Beyond visualization: The future of multivariate data analysis
Emerging data analysis paradigms are presenting the opportunity to represent high-dimensional data in intuitive and accessible forms. I will provide an overview of the use of data music, data video, and data food in the context of modern data analysis, and I will discuss how to integrate these methods into conventional analytics software.
Data are just abstract numbers, with no true representation in the real world. Data analysis is about getting the numbers into our brains.
We cannot perceive the data directly, so we must convert them into forms that we can perceive.
We often make graphs
and data tables,
and then we look at the graphs with our eyes. But perhaps we could instead make kebabs, and eating the kebabs would tell us something about the data.
My point here is that data analysis need not be limited to conventional visualization.
Data music analysis products
All of these bespoke data music implementations are great, but they're impractical for most analysis. Here are some data music tools that integrate with conventional data analysis software.
One approach is to think of music as data tables. So let's start by talking about data tables.
Here's a data table.
In a tidy data table, rows correspond to things. (You might also call them "observations" or "records".) For example, each row in this table is a country.
Columns correspond to attributes about each thing. You might also call them "variables", "fields", "properties", or "dimensions".
We can use data tables to represent musical scores.
In this figure we see music represented in two forms: as a data table and as conventional sheet music.
Each row in the table corresponds to a beat in the music. That is, the two regions with red boxes around them correspond to the same data. Different notes come from different columns. G2 is G2, G3 is G3, B5 is B5, and the lyrics aren't in the sheet music.
Music is often divided into measures. In sheet music, this is typically represented with bars. That's also how I do it in my spreadsheet.
And that sheet music you saw was actually generated inside the spreadsheet.
I just showed you how we can think of music as a representation of the data in a spreadsheet.
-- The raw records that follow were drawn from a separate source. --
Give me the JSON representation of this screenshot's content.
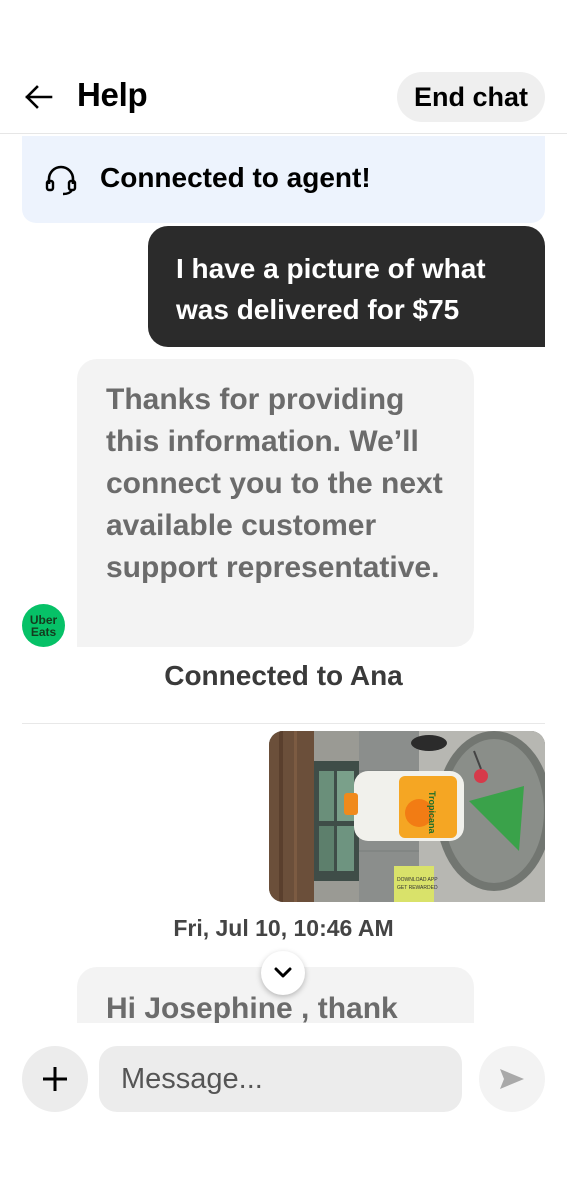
{
  "header": {
    "title": "Help",
    "end_chat_label": "End chat",
    "back_icon": "arrow-left-icon"
  },
  "banner": {
    "icon": "headset-icon",
    "text": "Connected to agent!"
  },
  "messages": [
    {
      "sender": "user",
      "text": "I have a picture of what was delivered for $75"
    },
    {
      "sender": "bot",
      "text": "Thanks for providing this information. We’ll connect you to the next available customer support representative."
    }
  ],
  "avatar": {
    "line1": "Uber",
    "line2": "Eats",
    "color": "#06c167"
  },
  "system_message": "Connected to Ana",
  "photo": {
    "bottle_brand": "Tropicana",
    "sign_text_1": "DOWNLOAD APP",
    "sign_text_2": "GET REWARDED"
  },
  "timestamp": "Fri, Jul 10, 10:46 AM",
  "partial_message": "Hi Josephine , thank",
  "composer": {
    "placeholder": "Message..."
  },
  "colors": {
    "banner_bg": "#edf3fd",
    "user_bubble_bg": "#2b2b2b",
    "bot_bubble_bg": "#f3f3f3",
    "accent_green": "#06c167"
  }
}
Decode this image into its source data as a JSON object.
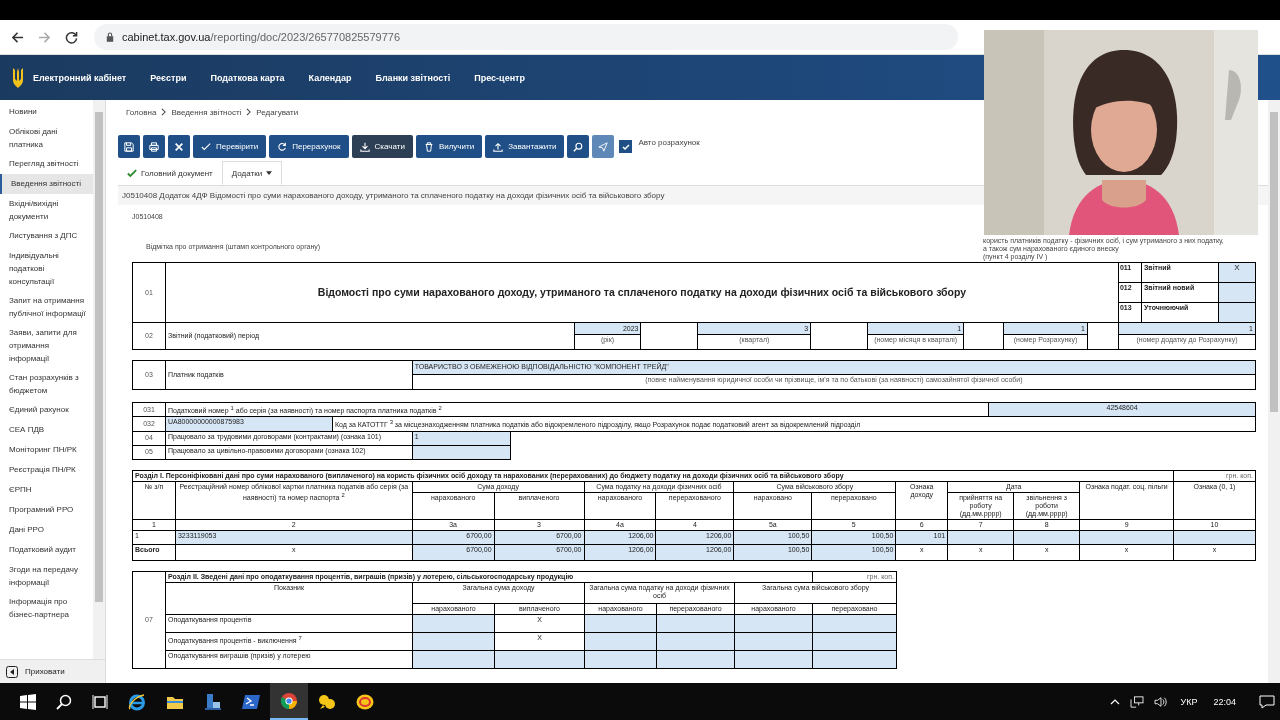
{
  "browser": {
    "url_host": "cabinet.tax.gov.ua",
    "url_path": "/reporting/doc/2023/265770825579776"
  },
  "nav": {
    "brand": "Електронний кабінет",
    "items": [
      "Реєстри",
      "Податкова карта",
      "Календар",
      "Бланки звітності",
      "Прес-центр"
    ]
  },
  "sidebar": {
    "items": [
      {
        "label": "Новини",
        "selected": false
      },
      {
        "label": "Облікові дані платника",
        "selected": false
      },
      {
        "label": "Перегляд звітності",
        "selected": false
      },
      {
        "label": "Введення звітності",
        "selected": true
      },
      {
        "label": "Вхідні/вихідні документи",
        "selected": false
      },
      {
        "label": "Листування з ДПС",
        "selected": false
      },
      {
        "label": "Індивідуальні податкові консультації",
        "selected": false
      },
      {
        "label": "Запит на отримання публічної інформації",
        "selected": false
      },
      {
        "label": "Заяви, запити для отримання інформації",
        "selected": false
      },
      {
        "label": "Стан розрахунків з бюджетом",
        "selected": false
      },
      {
        "label": "Єдиний рахунок",
        "selected": false
      },
      {
        "label": "СЕА ПДВ",
        "selected": false
      },
      {
        "label": "Моніторинг ПН/РК",
        "selected": false
      },
      {
        "label": "Реєстрація ПН/РК",
        "selected": false
      },
      {
        "label": "ЄРПН",
        "selected": false
      },
      {
        "label": "Програмний РРО",
        "selected": false
      },
      {
        "label": "Дані РРО",
        "selected": false
      },
      {
        "label": "Податковий аудит",
        "selected": false
      },
      {
        "label": "Згоди на передачу інформації",
        "selected": false
      },
      {
        "label": "Інформація про бізнес-партнера",
        "selected": false
      }
    ],
    "hide_label": "Приховати"
  },
  "breadcrumbs": [
    "Головна",
    "Введення звітності",
    "Редагувати"
  ],
  "toolbar": {
    "buttons": [
      {
        "kind": "icon",
        "active": false,
        "disabled": false
      },
      {
        "kind": "icon",
        "active": false,
        "disabled": false
      },
      {
        "kind": "icon",
        "active": false,
        "disabled": false
      },
      {
        "kind": "text",
        "label": "Перевірити",
        "active": false,
        "disabled": false
      },
      {
        "kind": "text",
        "label": "Перерахунок",
        "active": false,
        "disabled": false
      },
      {
        "kind": "text",
        "label": "Скачати",
        "active": true,
        "disabled": false
      },
      {
        "kind": "text",
        "label": "Вилучити",
        "active": false,
        "disabled": false
      },
      {
        "kind": "text",
        "label": "Завантажити",
        "active": false,
        "disabled": false
      },
      {
        "kind": "icon",
        "active": false,
        "disabled": false
      },
      {
        "kind": "icon",
        "active": false,
        "disabled": true
      }
    ],
    "auto_calc": {
      "label": "Авто розрахунок",
      "checked": true
    }
  },
  "tabs": [
    {
      "label": "Головний документ",
      "selected": false,
      "valid": true
    },
    {
      "label": "Додатки",
      "selected": true,
      "valid": false
    }
  ],
  "doc_title": "J0510408 Додаток 4ДФ Відомості про суми нарахованого доходу, утриманого та сплаченого податку на доходи фізичних осіб та військового збору",
  "form": {
    "code": "J0510408",
    "stamp": "Відмітка про отримання (штамп контрольного органу)",
    "note": [
      "користь платників податку - фізичних осіб, і сум утриманого з них податку,",
      "а також сум нарахованого єдиного внеску",
      "(пункт 4 розділу IV )"
    ],
    "row01": {
      "num": "01",
      "title": "Відомості про суми нарахованого доходу, утриманого та сплаченого податку на доходи фізичних осіб та військового збору",
      "types": [
        {
          "code": "011",
          "label": "Звітний",
          "value": "X"
        },
        {
          "code": "012",
          "label": "Звітний новий"
        },
        {
          "code": "013",
          "label": "Уточнюючий"
        }
      ]
    },
    "row02": {
      "num": "02",
      "label": "Звітний (податковий) період",
      "fields": [
        {
          "value": "2023",
          "caption": "(рік)"
        },
        {
          "value": "3",
          "caption": "(квартал)"
        },
        {
          "value": "1",
          "caption": "(номер місяця в кварталі)"
        },
        {
          "value": "1",
          "caption": "(номер Розрахунку)"
        },
        {
          "value": "1",
          "caption": "(номер додатку до Розрахунку)"
        }
      ]
    },
    "row03": {
      "num": "03",
      "label": "Платник податків",
      "value": "ТОВАРИСТВО З ОБМЕЖЕНОЮ ВІДПОВІДАЛЬНІСТЮ \"КОМПОНЕНТ ТРЕЙД\"",
      "caption": "(повне найменування юридичної особи чи прізвище, ім'я та по батькові (за наявності) самозайнятої фізичної особи)"
    },
    "row031": {
      "num": "031",
      "label": "Податковий номер $^{1}$ або серія (за наявності) та номер паспорта платника податків $^{2}$",
      "value": "42548604"
    },
    "row032": {
      "num": "032",
      "value": "UA80000000000875983",
      "label": "Код за КАТОТТГ $^{3}$ за місцезнаходженням платника податків або відокремленого підрозділу, якщо Розрахунок подає податковий агент за відокремлений підрозділ"
    },
    "row04": {
      "num": "04",
      "label": "Працювало за трудовими договорами (контрактами) (ознака 101)",
      "value": "1"
    },
    "row05": {
      "num": "05",
      "label": "Працювало за цивільно-правовими договорами (ознака 102)"
    }
  },
  "section1": {
    "title": "Розділ І. Персоніфіковані дані про суми нарахованого (виплаченого) на користь фізичних осіб доходу та нарахованих (перерахованих) до бюджету податку на доходи фізичних осіб та військового збору",
    "unit": "грн. коп.",
    "header": {
      "num": "№ з/п",
      "id": "Реєстраційний номер облікової картки платника податків або серія (за наявності) та номер паспорта $^{2}$",
      "income": "Сума доходу",
      "tax": "Сума податку на доходи фізичних осіб",
      "military": "Сума військового збору",
      "income_sign": "Ознака доходу",
      "date": "Дата",
      "benefit": "Ознака подат. соц. пільги",
      "flag": "Ознака (0, 1)",
      "sub": [
        "нарахованого",
        "виплаченого",
        "нарахованого",
        "перерахованого",
        "нараховано",
        "перераховано",
        "прийняття на роботу (дд.мм.рррр)",
        "звільнення з роботи (дд.мм.рррр)"
      ]
    },
    "numbers": [
      "1",
      "2",
      "3а",
      "3",
      "4а",
      "4",
      "5а",
      "5",
      "6",
      "7",
      "8",
      "9",
      "10"
    ],
    "rows": [
      {
        "kind": "data",
        "cells": [
          "1",
          "3233119053",
          "6700,00",
          "6700,00",
          "1206,00",
          "1206,00",
          "100,50",
          "100,50",
          "101",
          null,
          null,
          null,
          null
        ]
      },
      {
        "kind": "total",
        "cells": [
          "Всього",
          "x",
          "6700,00",
          "6700,00",
          "1206,00",
          "1206,00",
          "100,50",
          "100,50",
          "x",
          "x",
          "x",
          "x",
          "x"
        ]
      }
    ]
  },
  "section2": {
    "num": "07",
    "title": "Розділ ІІ. Зведені дані про оподаткування процентів, виграшів (призів) у лотерею, сільськогосподарську продукцію",
    "unit": "грн. коп.",
    "indicator": "Показник",
    "groups": [
      "Загальна сума доходу",
      "Загальна сума податку на доходи фізичних осіб",
      "Загальна сума військового збору"
    ],
    "sub": [
      "нарахованого",
      "виплаченого",
      "нарахованого",
      "перерахованого",
      "нарахованого",
      "перераховано"
    ],
    "rows": [
      {
        "label": "Оподаткування процентів",
        "paid": "X"
      },
      {
        "label": "Оподаткування процентів - виключення $^{7}$",
        "paid": "X"
      },
      {
        "label": "Оподаткування виграшів (призів) у лотерею"
      }
    ]
  },
  "taskbar": {
    "language": "УКР",
    "time": "22:04"
  }
}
But spreadsheets are also code, so let's also think about musical functions as spreadsheet functions.
For example, sheetmusic provides a
third_interval function for making
a third interval in a particular key. Here are some other functions.
chord_progression(<the progression>, <base note>)
For example, if I type "=ionian_scale('C4')", I'll get an Ionian scale starting at middle C.
data-driven rhythms (ddr + tuneR)
library(ddr) chicks <- arpeggidata(sqrt(ChickWeight$weight), blip, scale="Emajor", bpm=200, count=1/32) play(chicks)
Features of different data music tools
To summarize, here are the tools.
"Freq" is whether a tool can convert frequencies, like "440 hz", to sounds.
"Notes" is whether a tool can convert frequencies, like "middle A", to sounds.
"Chords" is whether a tool can generate
All of these tools can play sounds, but some can also export to other software in other ways.
|Tones in Tune||Gnumeric||Yes||No||No||?|
|Sheetmusic||Excel||No||Yes||Yes||MIDI file, sheet music|
Note: You can also implement rendering with the underlying platform.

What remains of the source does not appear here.